Easter is rebirth, resurrection. It is a crucified Jesus walking out of the grave on the third day, with a promise to resurrect us also. It is taking new life from death. It is healing up our brokenness. It is redemption.
A number of people have noted that, since his life and golf career fell apart a few years ago, Tiger has been more humble, gracious, authentic, vulnerable, apologetic and approachable. Brokenness has a way of changing us, preparing us for redemption.
Broken Tiger Woods gave rise to Redeemed Tiger Woods. And both are better than Original Tiger Woods.
The same goes for all of us. Our broken, redeemed selves are better than our seemingly self-sufficient, successful selves. Lean into your failings and falls, and embrace your brokenness, for God is at work on a redeemed you.

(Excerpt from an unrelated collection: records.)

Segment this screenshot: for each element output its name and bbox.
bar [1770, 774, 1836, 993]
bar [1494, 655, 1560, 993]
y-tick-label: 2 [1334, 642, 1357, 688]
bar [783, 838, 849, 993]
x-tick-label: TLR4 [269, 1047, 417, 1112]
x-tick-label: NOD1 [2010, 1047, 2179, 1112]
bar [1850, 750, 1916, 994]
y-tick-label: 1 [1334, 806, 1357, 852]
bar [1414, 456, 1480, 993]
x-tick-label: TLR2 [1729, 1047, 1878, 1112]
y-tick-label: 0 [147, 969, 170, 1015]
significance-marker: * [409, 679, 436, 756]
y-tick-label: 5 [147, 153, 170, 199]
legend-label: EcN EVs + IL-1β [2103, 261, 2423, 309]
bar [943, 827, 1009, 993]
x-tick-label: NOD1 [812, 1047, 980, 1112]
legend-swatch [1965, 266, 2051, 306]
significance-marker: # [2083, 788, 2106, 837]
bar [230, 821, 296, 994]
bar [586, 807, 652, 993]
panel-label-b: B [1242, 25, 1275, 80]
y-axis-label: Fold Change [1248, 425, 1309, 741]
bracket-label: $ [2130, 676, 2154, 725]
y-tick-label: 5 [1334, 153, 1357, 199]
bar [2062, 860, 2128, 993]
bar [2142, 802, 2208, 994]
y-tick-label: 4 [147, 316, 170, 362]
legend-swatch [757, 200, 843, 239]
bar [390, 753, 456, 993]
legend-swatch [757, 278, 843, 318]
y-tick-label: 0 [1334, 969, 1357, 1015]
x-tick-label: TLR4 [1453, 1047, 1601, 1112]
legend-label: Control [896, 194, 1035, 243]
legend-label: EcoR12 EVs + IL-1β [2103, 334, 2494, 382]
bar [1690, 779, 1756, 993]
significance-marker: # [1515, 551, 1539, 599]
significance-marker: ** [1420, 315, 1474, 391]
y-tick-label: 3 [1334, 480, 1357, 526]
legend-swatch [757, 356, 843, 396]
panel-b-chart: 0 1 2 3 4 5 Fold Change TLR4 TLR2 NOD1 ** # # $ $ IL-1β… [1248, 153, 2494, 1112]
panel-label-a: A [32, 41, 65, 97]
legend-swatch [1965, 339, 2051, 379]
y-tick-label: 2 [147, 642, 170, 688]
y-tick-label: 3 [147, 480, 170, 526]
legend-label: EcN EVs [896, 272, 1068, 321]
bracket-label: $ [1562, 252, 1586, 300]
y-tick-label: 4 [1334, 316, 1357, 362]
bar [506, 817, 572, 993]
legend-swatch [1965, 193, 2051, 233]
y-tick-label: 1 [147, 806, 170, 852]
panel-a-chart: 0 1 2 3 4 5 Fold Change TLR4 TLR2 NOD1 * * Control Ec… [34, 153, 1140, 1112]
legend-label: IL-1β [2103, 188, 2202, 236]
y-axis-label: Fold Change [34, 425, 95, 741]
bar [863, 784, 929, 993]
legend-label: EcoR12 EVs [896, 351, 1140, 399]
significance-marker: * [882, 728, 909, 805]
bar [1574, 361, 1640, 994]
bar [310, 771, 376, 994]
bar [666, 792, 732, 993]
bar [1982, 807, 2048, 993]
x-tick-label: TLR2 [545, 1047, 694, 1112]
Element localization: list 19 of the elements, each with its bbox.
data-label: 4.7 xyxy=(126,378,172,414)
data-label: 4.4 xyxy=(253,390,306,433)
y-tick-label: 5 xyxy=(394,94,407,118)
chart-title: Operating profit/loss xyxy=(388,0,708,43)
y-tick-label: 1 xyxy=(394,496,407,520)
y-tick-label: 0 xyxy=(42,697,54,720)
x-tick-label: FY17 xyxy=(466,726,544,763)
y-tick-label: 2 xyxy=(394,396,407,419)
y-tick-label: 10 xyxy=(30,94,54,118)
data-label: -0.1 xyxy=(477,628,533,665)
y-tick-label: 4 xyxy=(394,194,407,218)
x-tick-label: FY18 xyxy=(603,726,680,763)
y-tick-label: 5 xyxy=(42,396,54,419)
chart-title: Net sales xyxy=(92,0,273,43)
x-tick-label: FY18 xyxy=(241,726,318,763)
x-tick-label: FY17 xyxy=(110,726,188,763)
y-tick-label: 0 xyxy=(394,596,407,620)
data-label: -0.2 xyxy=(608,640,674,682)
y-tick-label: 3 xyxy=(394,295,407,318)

Tiger’s comeback was pretty incredible. It’s but a foretaste, though, of the redemption that God promises us. His rescue is far more dramatic...and far more needed. God’s rescue of us is the ultimate redemption. The joy and love that Tiger experienced on the 18th green was pretty incredible too, but it is but a shadow of the joy and love that God promises us in an eternal victory.
I hope this Holy Week you will contemplate the redemption that our loving God offers all of us as His beloved children.